Transition chief John Podesta held a so-called pen-and-pad briefing for reporters yesterday that did not turn out to be particularly revelatory. The WP's Dana Milbank describes long lines of reporters clamoring for entry, but few real answers in the Q&A session. In fact, Milbank compares Podesta's repetition of variants on "we'll announce it when we have something to announce" to the press secretary stylings of world-class stonewaller Ari Fleischer, noting that Podesta's "smooth and creamy" (Milbank's phrase) bearing was intended to send a pragmatic message:
But there was a method to Podesta's mundaneness. The nation has impossible expectations about how quickly Obama will move to reshape the nation — and as transition chief, one of Podesta's goals is to tamp those expectations down to realistic levels. A Diageo-Hotline poll found that 66 percent, including a third of Republicans, are confident Obama will bring "real change" to the capital.

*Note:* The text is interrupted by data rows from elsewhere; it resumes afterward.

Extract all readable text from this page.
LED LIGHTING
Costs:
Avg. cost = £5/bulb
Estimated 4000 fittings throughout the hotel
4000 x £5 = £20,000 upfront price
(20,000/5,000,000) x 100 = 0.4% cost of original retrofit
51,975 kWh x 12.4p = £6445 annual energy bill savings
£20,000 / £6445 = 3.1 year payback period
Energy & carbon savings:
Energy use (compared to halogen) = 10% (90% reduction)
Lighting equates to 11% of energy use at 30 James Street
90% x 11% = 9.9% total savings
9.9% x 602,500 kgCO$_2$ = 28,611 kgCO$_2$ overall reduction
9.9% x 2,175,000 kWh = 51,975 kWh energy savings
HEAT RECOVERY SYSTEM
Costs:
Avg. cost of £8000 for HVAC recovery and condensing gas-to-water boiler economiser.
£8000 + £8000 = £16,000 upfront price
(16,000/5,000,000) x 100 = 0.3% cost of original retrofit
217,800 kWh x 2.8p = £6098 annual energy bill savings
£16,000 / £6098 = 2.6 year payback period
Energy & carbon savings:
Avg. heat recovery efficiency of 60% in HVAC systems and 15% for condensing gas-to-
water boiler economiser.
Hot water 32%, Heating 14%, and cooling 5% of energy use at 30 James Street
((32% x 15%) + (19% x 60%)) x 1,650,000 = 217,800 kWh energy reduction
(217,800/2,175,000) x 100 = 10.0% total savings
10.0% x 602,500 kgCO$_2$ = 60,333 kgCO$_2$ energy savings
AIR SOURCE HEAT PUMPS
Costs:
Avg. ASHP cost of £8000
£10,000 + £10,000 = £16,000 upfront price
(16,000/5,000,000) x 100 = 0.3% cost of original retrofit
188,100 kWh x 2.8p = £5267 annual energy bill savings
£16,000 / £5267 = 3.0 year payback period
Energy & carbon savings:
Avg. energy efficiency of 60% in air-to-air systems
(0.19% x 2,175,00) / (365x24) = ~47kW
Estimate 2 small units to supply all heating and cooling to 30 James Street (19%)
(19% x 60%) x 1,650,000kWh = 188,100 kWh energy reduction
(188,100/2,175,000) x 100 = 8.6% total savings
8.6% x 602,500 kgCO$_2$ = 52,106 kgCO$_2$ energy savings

But such lofty expectations will collide with Washington's rhythms, which explains why Obama has risked disappointing his starry-eyed supporters by hiring such Washington denizens as Rahm Emanuel and Podesta. The campaign may have been a time to say "Yes, we can," but now it's time to turn on the fuzz machine...
Don't look for any new announcements today, as the President- and VP-elect will be in "private meetings" all day long...but a rescue plan for the big-three automakers seems to be brewing in Congress for the lame-duck session, with backing from Pelosi, Reid, and Obama. The WSJ calls the nascent rescue package "an early test of [Obama's] leadership" — though he may not appear in the Senate to cast a vote on the bill.
In other lowered-expectations news, the Republican Governors Association begins its annual meeting today in Miami. The RGA is just one of many GOP groups that will be brainstorming a comeback for Republican ideology in the coming weeks and months. Vanquished VP nominee Sarah Palin is scheduled to speak tomorrow, on a panel about the future of the Republican party. She's currently in the middle of a week-long media blitz aimed at shoring up a reputation that took a beating in post-election leaks. All eyes will be on Palin's performance as the media tries to divine her plans for 2012, or perhaps even that Alaska Senate seat that may soon find itself subject to a special election...though the Gov told NBC's Today show she's "not planning on" running for Senate.
And finally, regrets...President Bush has a few. From a CNN interview yesterday aboard the USS Intrepid, a retired aircraft carrier that's permanently docked in Manhattan:
"I regret saying some things I shouldn't have said," Bush told CNN's Heidi Collins when asked to reflect on his regrets over his two terms as president. "Like 'dead or alive' and 'bring 'em on.' My wife reminded me that, hey, as president of the United States, be careful what you say."
Bush also told Collins he wishes he hadn't spoken in front of that "Mission Accomplished" banner back on May 1, 2003 — less than a month after Baghdad fell, and more than five and a half years ago.